Habib Beye (nouvel entraîneur de l’OM) : « Il va falloir que j’assume »

Habib Beye (nouvel entraîneur de l’OM) : « Il va falloir que j’assume »

A la veille du déplacement à Brest pour le compte de la 23ème journée de Ligue 1, les premiers mots d’Habib Beye en tant qu’entraîneur de l’OM étaient très attendus. L’entraîneur franc-sénégalais est apparu très confiant et sûr de lui, parlant même le plus souvent de lui (et son équipe ?) à la troisième personne.

Quel est votre sentiment aujourd’hui ?

C’est une grande fierté. Je suis très très heureux d’être ici. Vous savez l’attachement que j’ai pour ce club. Mais comme je le dis, c’est un passé qu’il faut garder dans le passé, ce qui compte, c’est l’instant présent. C’est un très bon moment, je l’ai vécu en tant que joueur, maintenant c’est en tant qu’entraîneur.  Mais au delà de ça, il faut sortir des émotions. 


« Je suis là parce que j’ai travaillé »

L’OM joue demain à Brest, le temps est très court…

On essaye d’impacter là où on pouvait impacter dans la préparation de ce match. Mais je pense que ça a été très bien préparé par le staff en place, ceux qui ont travaillé depuis le début de la semaine. On va s’appuyer sur ça pour faire le meilleur match possible à Brest. En 24 heures, c’est surtout prendre contact avec le groupe et influer sur ce que vous pouvez influer. Mais ce qui est sûr, c’est que votre impact est limité. 

C’est pour cela que vous avez souhaité faire un mini stage à Marbella, après Brest ?

On aura un petit plus de temps en Espagne, pour pouvoir connecter un peu plus. Apprendre à se connaître et mettre tout ce qu’on veut mettre en place ici. 

Marseille est un club qui compte beaucoup pour vous, émotionnellement ce n’est pas trop difficile à gérer ?

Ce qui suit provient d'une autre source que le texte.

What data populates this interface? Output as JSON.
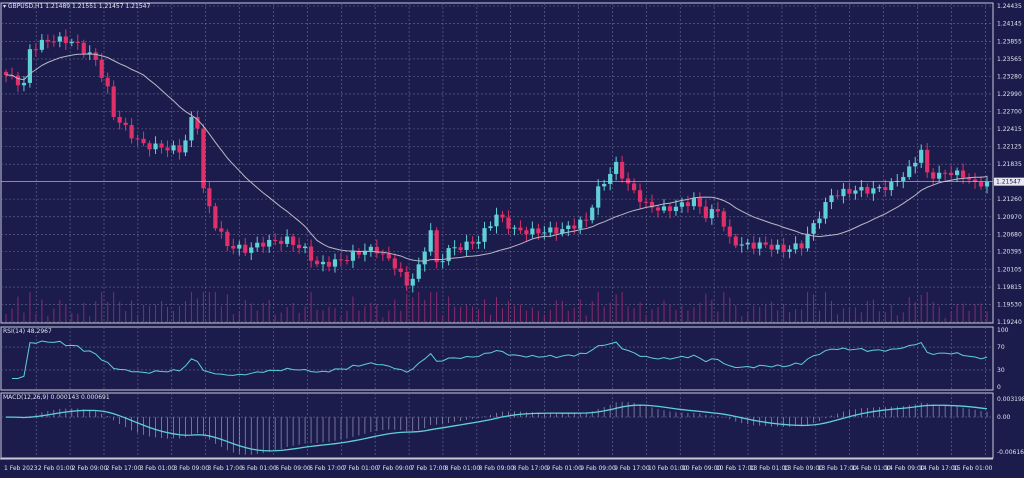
{
  "header": {
    "symbol": "GBPUSD,H1",
    "ohlc": "1.21489 1.21551 1.21457 1.21547"
  },
  "chart_data": [
    {
      "type": "candlestick",
      "title": "GBPUSD,H1",
      "ylim": [
        1.1924,
        1.24435
      ],
      "y_ticks": [
        "1.24435",
        "1.24145",
        "1.23855",
        "1.23565",
        "1.23280",
        "1.22990",
        "1.22700",
        "1.22415",
        "1.22125",
        "1.21835",
        "1.21260",
        "1.20970",
        "1.20680",
        "1.20395",
        "1.20105",
        "1.19815",
        "1.19530",
        "1.19240"
      ],
      "current_price": "1.21547",
      "bars": 165,
      "ma_period": 20,
      "close_keypoints": [
        [
          0,
          1.23301
        ],
        [
          3,
          1.23136
        ],
        [
          4,
          1.23712
        ],
        [
          7,
          1.23876
        ],
        [
          10,
          1.23876
        ],
        [
          12,
          1.23794
        ],
        [
          15,
          1.23547
        ],
        [
          17,
          1.23054
        ],
        [
          18,
          1.22643
        ],
        [
          21,
          1.22314
        ],
        [
          23,
          1.2215
        ],
        [
          27,
          1.22101
        ],
        [
          29,
          1.22068
        ],
        [
          30,
          1.22232
        ],
        [
          31,
          1.22561
        ],
        [
          32,
          1.22479
        ],
        [
          33,
          1.2141
        ],
        [
          35,
          1.20835
        ],
        [
          37,
          1.20506
        ],
        [
          40,
          1.20424
        ],
        [
          43,
          1.20539
        ],
        [
          47,
          1.20588
        ],
        [
          50,
          1.20424
        ],
        [
          52,
          1.20177
        ],
        [
          55,
          1.20226
        ],
        [
          57,
          1.20292
        ],
        [
          60,
          1.20424
        ],
        [
          62,
          1.20424
        ],
        [
          65,
          1.20177
        ],
        [
          67,
          1.19848
        ],
        [
          69,
          1.20128
        ],
        [
          71,
          1.20752
        ],
        [
          72,
          1.20177
        ],
        [
          74,
          1.20424
        ],
        [
          77,
          1.20506
        ],
        [
          79,
          1.20588
        ],
        [
          82,
          1.20999
        ],
        [
          85,
          1.20752
        ],
        [
          88,
          1.20719
        ],
        [
          93,
          1.20752
        ],
        [
          97,
          1.20917
        ],
        [
          99,
          1.2141
        ],
        [
          102,
          1.21821
        ],
        [
          104,
          1.21492
        ],
        [
          107,
          1.21163
        ],
        [
          110,
          1.21081
        ],
        [
          113,
          1.21163
        ],
        [
          115,
          1.21246
        ],
        [
          117,
          1.20999
        ],
        [
          119,
          1.21081
        ],
        [
          121,
          1.20588
        ],
        [
          123,
          1.20506
        ],
        [
          127,
          1.20506
        ],
        [
          130,
          1.20424
        ],
        [
          133,
          1.20506
        ],
        [
          136,
          1.20999
        ],
        [
          138,
          1.21328
        ],
        [
          142,
          1.2141
        ],
        [
          145,
          1.2141
        ],
        [
          148,
          1.21492
        ],
        [
          151,
          1.21739
        ],
        [
          153,
          1.22068
        ],
        [
          154,
          1.21657
        ],
        [
          156,
          1.21657
        ],
        [
          158,
          1.21706
        ],
        [
          161,
          1.21607
        ],
        [
          162,
          1.21492
        ],
        [
          164,
          1.21547
        ]
      ]
    },
    {
      "type": "line",
      "title": "RSI(14) 48.2967",
      "ylim": [
        0,
        100
      ],
      "y_ticks": [
        "100",
        "70",
        "30",
        "0"
      ]
    },
    {
      "type": "histogram+line",
      "title": "MACD(12,26,9) 0.000143 0.000691",
      "y_ticks": [
        "0.003198",
        "0.00",
        "-0.006165"
      ],
      "ylim": [
        -0.006165,
        0.003198
      ]
    }
  ],
  "x_ticks": [
    "1 Feb 2023",
    "2 Feb 01:00",
    "2 Feb 09:00",
    "2 Feb 17:00",
    "3 Feb 01:00",
    "3 Feb 09:00",
    "3 Feb 17:00",
    "6 Feb 01:00",
    "6 Feb 09:00",
    "6 Feb 17:00",
    "7 Feb 01:00",
    "7 Feb 09:00",
    "7 Feb 17:00",
    "8 Feb 01:00",
    "8 Feb 09:00",
    "8 Feb 17:00",
    "9 Feb 01:00",
    "9 Feb 09:00",
    "9 Feb 17:00",
    "10 Feb 01:00",
    "10 Feb 09:00",
    "10 Feb 17:00",
    "13 Feb 01:00",
    "13 Feb 09:00",
    "13 Feb 17:00",
    "14 Feb 01:00",
    "14 Feb 09:00",
    "14 Feb 17:00",
    "15 Feb 01:00"
  ],
  "colors": {
    "bg": "#1b1c4b",
    "bull": "#5fd0d6",
    "bear": "#e0306a",
    "ma": "#b8b8c8",
    "rsi": "#5fd0d6",
    "grid": "#6a6c95"
  }
}
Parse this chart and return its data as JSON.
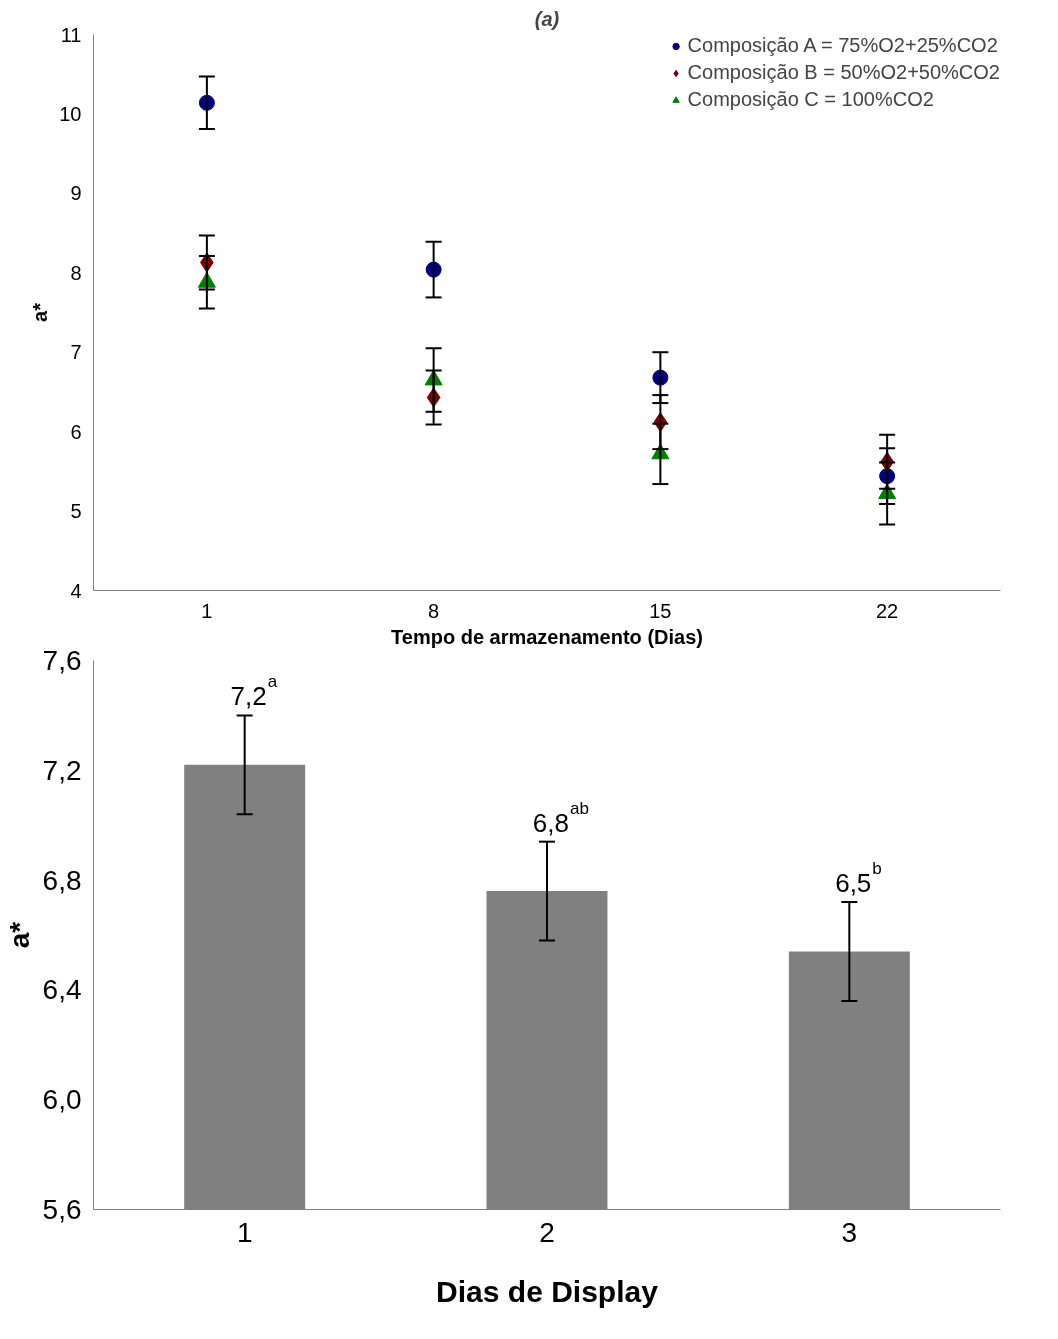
{
  "chart_data": [
    {
      "type": "scatter",
      "title": "(a)",
      "xlabel": "Tempo de armazenamento (Dias)",
      "ylabel": "a*",
      "categories": [
        "1",
        "8",
        "15",
        "22"
      ],
      "ylim": [
        4,
        11
      ],
      "yticks": [
        4,
        5,
        6,
        7,
        8,
        9,
        10,
        11
      ],
      "grid": false,
      "legend": "top right",
      "series": [
        {
          "name": "Composição A = 75%O2+25%CO2",
          "color": "#000080",
          "marker": "circle",
          "values": [
            10.14,
            8.04,
            6.68,
            5.44
          ],
          "errors": [
            0.33,
            0.35,
            0.32,
            0.35
          ]
        },
        {
          "name": "Composição B = 50%O2+50%CO2",
          "color": "#800000",
          "marker": "diamond",
          "values": [
            8.13,
            6.43,
            6.12,
            5.62
          ],
          "errors": [
            0.34,
            0.34,
            0.34,
            0.34
          ]
        },
        {
          "name": "Composição C = 100%CO2",
          "color": "#008000",
          "marker": "triangle",
          "values": [
            7.88,
            6.65,
            5.72,
            5.22
          ],
          "errors": [
            0.33,
            0.4,
            0.38,
            0.39
          ]
        }
      ]
    },
    {
      "type": "bar",
      "xlabel": "Dias de Display",
      "ylabel": "a*",
      "categories": [
        "1",
        "2",
        "3"
      ],
      "color": "#808080",
      "values": [
        7.22,
        6.76,
        6.54
      ],
      "errors": [
        0.18,
        0.18,
        0.18
      ],
      "value_labels": [
        "7,2$^{a}$",
        "6,8$^{ab}$",
        "6,5$^{b}$"
      ],
      "ylim": [
        5.6,
        7.6
      ],
      "yticks": [
        {
          "value": 5.6,
          "label": "5,6"
        },
        {
          "value": 6.0,
          "label": "6,0"
        },
        {
          "value": 6.4,
          "label": "6,4"
        },
        {
          "value": 6.8,
          "label": "6,8"
        },
        {
          "value": 7.2,
          "label": "7,2"
        },
        {
          "value": 7.6,
          "label": "7,6"
        }
      ],
      "grid": false
    }
  ]
}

Il faut qu’on soit dans une émotion très simple. Savoir pourquoi on est là. Il faut qu’on soit très focus sur le travail qu’on a à faire. Avant de rentrer dans les émotions. Le meilleur moment, ce sera contre Brest avec une victoire. Mais on sait que ça va demander beaucoup de travail. C’est sûr ça que je me focalise.


« Cette pression-là, il faut savoir l’accepter »

Vous pensez que vous avez beaucoup à prouver ?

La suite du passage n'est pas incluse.